A broad swath of strong mid-level southwesterlies appears likely
to become established from the southern High Plains to the Great
Lakes, downstream of a longwave trough from James Bay to the Lower
CO Valley. While the deep cyclone over the KS vicinity will weaken,
it should move towards the central Great Lakes. From along/ahead of
its track to the trailing cold front arcing southwestward into west
TX, extensive thunderstorm development is anticipated Friday
afternoon/evening. Given the strong mid-level flow regime, scattered
severe storms are possible across an elongated corridor.

...D6-7/Saturday-Sunday...
Predictability for a 15 percent highlight remains too low during the
weekend, but areas will probably be needed in later outlooks.
Guidance has trended neutral to slightly weaker/more confined
potential on Saturday. Overall signal persists of bimodal primary
threat areas across the Lower Mid-Atlantic States and southern
High/Great Plains. For the former, the degree of instability and
position of a southeast-moving cold front on the periphery of
stronger zonal mid-level flow remain key uncertainty factors.

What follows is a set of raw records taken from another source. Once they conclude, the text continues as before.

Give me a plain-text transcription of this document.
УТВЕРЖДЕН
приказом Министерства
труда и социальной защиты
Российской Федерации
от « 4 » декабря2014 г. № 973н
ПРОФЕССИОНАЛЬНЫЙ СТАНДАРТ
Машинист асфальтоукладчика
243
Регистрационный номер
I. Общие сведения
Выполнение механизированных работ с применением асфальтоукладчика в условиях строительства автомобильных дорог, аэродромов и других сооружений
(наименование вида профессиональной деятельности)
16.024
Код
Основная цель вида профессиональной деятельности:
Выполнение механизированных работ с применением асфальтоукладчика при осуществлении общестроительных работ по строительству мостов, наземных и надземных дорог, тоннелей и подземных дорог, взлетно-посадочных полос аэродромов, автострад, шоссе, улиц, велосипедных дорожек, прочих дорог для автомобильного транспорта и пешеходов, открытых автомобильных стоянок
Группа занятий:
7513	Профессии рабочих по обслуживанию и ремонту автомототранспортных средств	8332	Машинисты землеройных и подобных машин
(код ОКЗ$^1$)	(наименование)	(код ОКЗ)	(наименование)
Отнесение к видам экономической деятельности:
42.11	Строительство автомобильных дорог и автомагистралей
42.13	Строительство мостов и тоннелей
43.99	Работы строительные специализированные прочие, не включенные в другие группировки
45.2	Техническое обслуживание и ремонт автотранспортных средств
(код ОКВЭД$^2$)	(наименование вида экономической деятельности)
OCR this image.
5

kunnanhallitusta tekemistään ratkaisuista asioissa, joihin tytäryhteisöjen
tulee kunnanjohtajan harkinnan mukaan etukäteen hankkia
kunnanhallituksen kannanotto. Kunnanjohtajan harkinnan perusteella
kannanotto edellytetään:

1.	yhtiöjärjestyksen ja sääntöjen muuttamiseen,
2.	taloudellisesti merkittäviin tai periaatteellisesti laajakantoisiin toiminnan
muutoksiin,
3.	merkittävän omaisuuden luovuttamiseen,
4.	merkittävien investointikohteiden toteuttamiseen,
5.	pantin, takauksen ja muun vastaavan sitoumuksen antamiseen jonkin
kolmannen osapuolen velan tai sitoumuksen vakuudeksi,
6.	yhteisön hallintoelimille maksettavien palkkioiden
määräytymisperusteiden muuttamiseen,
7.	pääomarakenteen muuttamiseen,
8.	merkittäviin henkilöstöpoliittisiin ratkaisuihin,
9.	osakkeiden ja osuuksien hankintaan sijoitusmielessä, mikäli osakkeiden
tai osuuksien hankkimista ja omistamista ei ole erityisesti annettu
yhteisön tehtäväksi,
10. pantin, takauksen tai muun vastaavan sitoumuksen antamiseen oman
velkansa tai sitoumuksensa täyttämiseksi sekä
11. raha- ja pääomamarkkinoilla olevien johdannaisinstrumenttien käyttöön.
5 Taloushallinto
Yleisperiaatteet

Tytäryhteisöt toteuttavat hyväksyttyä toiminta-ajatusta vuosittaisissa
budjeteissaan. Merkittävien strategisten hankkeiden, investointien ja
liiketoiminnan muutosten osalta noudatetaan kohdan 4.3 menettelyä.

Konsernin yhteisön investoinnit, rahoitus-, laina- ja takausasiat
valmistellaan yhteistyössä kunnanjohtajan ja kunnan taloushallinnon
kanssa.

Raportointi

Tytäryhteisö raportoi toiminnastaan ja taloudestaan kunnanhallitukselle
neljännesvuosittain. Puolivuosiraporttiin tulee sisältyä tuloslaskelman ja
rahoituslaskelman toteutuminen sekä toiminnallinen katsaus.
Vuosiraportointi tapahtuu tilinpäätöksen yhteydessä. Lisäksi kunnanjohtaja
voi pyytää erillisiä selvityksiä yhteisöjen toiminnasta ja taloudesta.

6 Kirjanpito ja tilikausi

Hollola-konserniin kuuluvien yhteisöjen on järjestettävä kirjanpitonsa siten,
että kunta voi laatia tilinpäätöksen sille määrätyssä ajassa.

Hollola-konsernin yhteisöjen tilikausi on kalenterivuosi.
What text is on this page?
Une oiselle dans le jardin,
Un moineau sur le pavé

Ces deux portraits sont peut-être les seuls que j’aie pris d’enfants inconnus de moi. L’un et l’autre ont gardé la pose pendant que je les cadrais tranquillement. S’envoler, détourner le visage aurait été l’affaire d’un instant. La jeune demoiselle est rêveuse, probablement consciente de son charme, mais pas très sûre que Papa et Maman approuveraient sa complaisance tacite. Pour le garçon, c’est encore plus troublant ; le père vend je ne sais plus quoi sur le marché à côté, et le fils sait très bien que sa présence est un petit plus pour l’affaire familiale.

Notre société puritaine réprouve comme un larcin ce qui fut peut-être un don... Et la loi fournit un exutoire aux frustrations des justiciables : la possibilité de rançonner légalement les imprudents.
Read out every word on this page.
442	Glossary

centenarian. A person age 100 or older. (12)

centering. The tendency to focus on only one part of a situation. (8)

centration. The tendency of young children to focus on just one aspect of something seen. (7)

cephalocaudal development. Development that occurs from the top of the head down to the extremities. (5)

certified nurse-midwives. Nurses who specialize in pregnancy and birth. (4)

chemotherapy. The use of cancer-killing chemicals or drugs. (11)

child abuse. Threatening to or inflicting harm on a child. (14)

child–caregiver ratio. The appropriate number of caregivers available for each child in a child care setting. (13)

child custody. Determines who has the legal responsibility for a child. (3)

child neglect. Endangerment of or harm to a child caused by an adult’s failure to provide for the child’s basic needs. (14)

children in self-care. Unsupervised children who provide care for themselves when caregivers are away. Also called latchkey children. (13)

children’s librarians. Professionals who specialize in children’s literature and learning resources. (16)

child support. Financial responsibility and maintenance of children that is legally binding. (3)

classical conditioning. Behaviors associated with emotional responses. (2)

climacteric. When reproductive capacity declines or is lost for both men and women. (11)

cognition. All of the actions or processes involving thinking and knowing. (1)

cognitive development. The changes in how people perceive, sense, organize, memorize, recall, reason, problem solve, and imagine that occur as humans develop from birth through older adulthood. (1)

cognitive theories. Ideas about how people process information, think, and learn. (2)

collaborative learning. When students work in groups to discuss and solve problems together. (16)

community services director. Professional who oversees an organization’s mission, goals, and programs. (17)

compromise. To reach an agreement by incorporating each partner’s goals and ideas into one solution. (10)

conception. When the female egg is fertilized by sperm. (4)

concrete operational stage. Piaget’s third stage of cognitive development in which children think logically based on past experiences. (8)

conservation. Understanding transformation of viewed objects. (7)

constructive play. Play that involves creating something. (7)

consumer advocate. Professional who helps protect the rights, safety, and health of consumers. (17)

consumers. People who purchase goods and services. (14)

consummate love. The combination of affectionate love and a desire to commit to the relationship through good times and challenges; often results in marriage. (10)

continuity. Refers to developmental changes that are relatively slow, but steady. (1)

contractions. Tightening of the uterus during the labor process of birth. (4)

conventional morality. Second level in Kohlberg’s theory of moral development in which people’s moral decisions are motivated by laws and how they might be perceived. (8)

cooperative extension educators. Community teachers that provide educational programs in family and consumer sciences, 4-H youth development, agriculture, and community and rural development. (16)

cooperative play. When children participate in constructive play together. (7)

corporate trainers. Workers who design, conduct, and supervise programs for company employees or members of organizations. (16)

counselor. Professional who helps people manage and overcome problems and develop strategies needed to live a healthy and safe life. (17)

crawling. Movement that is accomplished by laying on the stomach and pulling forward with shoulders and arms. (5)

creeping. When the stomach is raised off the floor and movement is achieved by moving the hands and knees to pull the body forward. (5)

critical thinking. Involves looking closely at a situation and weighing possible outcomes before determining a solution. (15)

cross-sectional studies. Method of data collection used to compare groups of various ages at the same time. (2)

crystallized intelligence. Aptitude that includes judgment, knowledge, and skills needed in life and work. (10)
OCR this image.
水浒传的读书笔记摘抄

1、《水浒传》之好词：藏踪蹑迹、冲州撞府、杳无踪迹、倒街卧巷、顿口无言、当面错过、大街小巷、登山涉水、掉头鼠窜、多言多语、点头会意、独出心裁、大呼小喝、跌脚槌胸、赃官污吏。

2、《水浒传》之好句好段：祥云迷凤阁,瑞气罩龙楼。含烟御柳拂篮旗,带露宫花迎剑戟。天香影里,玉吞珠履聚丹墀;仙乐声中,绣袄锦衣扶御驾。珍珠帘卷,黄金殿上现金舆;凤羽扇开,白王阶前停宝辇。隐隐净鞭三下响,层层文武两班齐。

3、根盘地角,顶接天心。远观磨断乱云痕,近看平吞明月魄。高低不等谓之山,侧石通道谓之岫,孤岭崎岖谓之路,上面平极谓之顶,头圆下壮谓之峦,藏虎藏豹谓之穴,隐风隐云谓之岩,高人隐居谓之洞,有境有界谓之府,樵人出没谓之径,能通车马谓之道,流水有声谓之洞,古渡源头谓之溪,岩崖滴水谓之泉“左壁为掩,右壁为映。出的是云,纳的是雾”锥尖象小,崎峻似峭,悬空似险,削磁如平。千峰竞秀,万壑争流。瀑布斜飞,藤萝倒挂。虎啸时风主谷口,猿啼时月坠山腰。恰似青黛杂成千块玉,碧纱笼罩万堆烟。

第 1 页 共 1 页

For
the latter, timing of the pivot and eastward ejection of the compact
Lower CO Valley shortwave impulse across the Southwest/southern
Rockies remains crucial. Guidance has shown poor run-to-run
continuity for Sunday, yielding low confidence on spatial details of
the severe threat. Across both regimes and days, NSSL GEFS ML sub-15
percent probabilities appear quite reasonable.